How Physical Health Affects Eligibility
Not everyone with cancer is a candidate for chemotherapy. Oncologists assess a patient’s overall physical function using a scoring system that ranges from fully active with no limitations (score of 0) to completely bedridden (score of 4). Most patients who receive chemotherapy fall in the range of being ambulatory and able to care for themselves, even if they can’t do strenuous physical work. At the more debilitated end of the scale, the side effects of chemotherapy are more likely to harm quality of life than the cancer itself, and the drugs are less likely to work.

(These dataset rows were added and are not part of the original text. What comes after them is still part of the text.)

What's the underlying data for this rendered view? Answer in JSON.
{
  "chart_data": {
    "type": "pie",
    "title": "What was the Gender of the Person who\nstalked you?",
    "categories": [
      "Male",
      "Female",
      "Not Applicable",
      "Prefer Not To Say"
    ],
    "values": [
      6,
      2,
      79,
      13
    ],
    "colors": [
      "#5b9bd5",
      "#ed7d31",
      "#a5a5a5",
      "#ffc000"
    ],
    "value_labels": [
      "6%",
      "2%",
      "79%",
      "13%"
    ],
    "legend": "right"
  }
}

Age alone doesn’t disqualify someone. What matters is how well the body can tolerate treatment, which depends on organ function, nutritional status, and existing health conditions as much as the number on a birthday card.
How Long Treatment Typically Lasts
Chemotherapy is given in cycles, with treatment days followed by rest periods that let the body recover. A single cycle commonly lasts two to three weeks, though this varies by drug and cancer type. A full course of treatment typically runs about four to six months for traditional chemotherapy drugs, with the median duration across clinical trials landing around six months.
That said, duration varies enormously. Some aggressive cancers require shorter, more intense regimens. Palliative chemotherapy for advanced disease may continue for much longer as long as it’s working and tolerable, sometimes stretching past a year. Newer targeted therapies and immunotherapies, which are sometimes grouped with chemotherapy in casual conversation, tend to last longer, partly because they’re better tolerated. Some immunotherapy regimens for cancers like melanoma can continue for up to two years in patients who are responding.
Your oncologist will typically set checkpoints, usually every two to three cycles, to scan for tumor response and reassess whether the treatment is helping enough to continue.